Química Europea se inició en el nicho de los productos de acceso vascular para hemodiálisis. (Foto: Anthony Niño de Guzmán/El Comercio)
Química Europea se inició en el nicho de los productos de acceso vascular para hemodiálisis. (Foto: Anthony Niño de Guzmán/El Comercio)
Paola Villar S.

La empresa de la que es cofundador Ricardo Vecco nació hace poco más de 20 años, en 1999, en lo que el empresario considera una época crítica para el país. El 2020 nos cuenta cómo fue dejar la seguridad de un empleo fijo que ocupó a lo largo de 14 años, y la necesidad de seguir el camino familiar al emprender algo propio.

—Antes de la fundación de Química Europea usted trabajaba en la Compañía Peruana de Teléfonos. ¿Cómo decidió dar el salto al sector salud?

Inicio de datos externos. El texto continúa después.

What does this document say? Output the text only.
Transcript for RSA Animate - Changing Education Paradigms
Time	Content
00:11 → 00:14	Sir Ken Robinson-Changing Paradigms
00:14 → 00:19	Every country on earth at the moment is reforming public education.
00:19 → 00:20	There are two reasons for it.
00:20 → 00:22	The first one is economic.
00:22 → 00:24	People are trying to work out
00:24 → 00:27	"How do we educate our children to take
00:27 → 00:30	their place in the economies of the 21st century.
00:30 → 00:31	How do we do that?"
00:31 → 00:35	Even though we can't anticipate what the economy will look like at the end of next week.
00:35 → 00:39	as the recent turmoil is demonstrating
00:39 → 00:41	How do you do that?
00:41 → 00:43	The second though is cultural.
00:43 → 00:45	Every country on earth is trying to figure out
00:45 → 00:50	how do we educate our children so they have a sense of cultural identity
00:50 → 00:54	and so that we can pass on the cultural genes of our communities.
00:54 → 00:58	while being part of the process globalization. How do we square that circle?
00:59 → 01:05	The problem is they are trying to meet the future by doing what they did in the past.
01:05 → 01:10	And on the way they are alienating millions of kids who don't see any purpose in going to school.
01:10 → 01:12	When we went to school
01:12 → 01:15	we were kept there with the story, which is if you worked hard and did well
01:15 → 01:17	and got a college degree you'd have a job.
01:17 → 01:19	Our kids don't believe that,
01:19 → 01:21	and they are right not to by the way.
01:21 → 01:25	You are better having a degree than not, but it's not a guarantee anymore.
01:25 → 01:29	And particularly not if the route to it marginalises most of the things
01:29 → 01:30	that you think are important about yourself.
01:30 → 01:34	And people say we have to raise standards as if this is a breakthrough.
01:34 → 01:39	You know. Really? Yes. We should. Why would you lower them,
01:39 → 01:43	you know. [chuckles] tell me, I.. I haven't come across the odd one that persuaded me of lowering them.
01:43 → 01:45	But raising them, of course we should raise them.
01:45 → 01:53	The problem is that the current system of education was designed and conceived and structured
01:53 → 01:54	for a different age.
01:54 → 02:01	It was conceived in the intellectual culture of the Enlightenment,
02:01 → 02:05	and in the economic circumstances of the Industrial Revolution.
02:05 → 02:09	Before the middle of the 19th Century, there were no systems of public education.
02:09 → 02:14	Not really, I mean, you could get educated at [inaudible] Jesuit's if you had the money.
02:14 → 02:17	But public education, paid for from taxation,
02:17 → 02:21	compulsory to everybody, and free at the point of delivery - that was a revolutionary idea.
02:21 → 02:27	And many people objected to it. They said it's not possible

Fue una oportunidad que se presentó y casi un asunto de intuición, porque había mucha oportunidad por escasez de productos relacionados a la salud en esa época. No había oferta de los productos [de hemodiálisis]. No había abastecimiento ni proveedores que se pudieran hacer cargo de la demanda que iba creciendo. En 1999 nace la firma producto de una sociedad que formé con una persona que sí tenía conocimiento del sector y del mercado farmacéutico.

—¿Por qué decidió retirarse del lugar en el que estaba?

Yo era un empleado bien asalariado en aquella época. Gozaba de un buen sueldo, tenía una posición laboral no necesariamente holgada pero sí estable. Pero tengo la formación de mi padre, que siempre fue empresario. No me sentía contento en un escritorio cumpliendo un trabajo de ocho horas, haciendo una rutina que no me llenaba. Apenas se presentó la oportunidad de una compra de mi renuncia de la [compañía] telefónica, no lo pensé dos veces. Tomé el incentivo y sin mirar atrás me fui. Es ahí donde empieza la aventura.

Química Europea emitió colocaciones en el mercado alternativo de valores (MAV) en el 2018. (Foto: BVL)
Química Europea emitió colocaciones en el mercado alternativo de valores (MAV) en el 2018. (Foto: BVL)

—Imagino que tuvo momentos dubitativos.

Sí. Pero tomé la oportunidad y poco a poco el negocio empezó a evolucionar; ya somos una empresa mediana, reconocida y damos trabajo a más de 50 personas. Siempre le digo a los trabajadores que si uno tiene la voluntad de algo, aparecen las oportunidades. Tenemos una grata experiencia que contar.

—¿Cómo recibió el Premio LEC?

Me sorprendió gratamente. Cuando recibí la comunicación de EY y El Comercio, lo tomé con una satisfacción porque alguien se dio cuenta de que a pesar de las dificultades que enfrentamos los empresarios, estamos haciendo las cosas bien.

—¿Cuán importantes han sido los acuerdos comerciales que tiene el Perú para su crecimiento?

Tremendamente. [...] Los TLC impulsaron la demanda, promovieron el no reúso [de equipos médicos] y las empresas empezamos a responder adecuándonos a esa demanda.

—¿Qué planes tienen para la empresa en adelante?

Estamos haciendo una integración horizontal, empezando a gestionar servicios médicos de la especialidad de hemodiálisis, que es con la cual nace la empresa y ha evolucionado. Nos enfocamos en la macrorregión sur, que está creciendo y tiene un déficit de servicios. Hablamos de las ciudades de Tacna, Moquegua, Ilo y Arequipa. Es una zona bastante interesante, con lo cual tenemos inversiones que impulsan ese sector.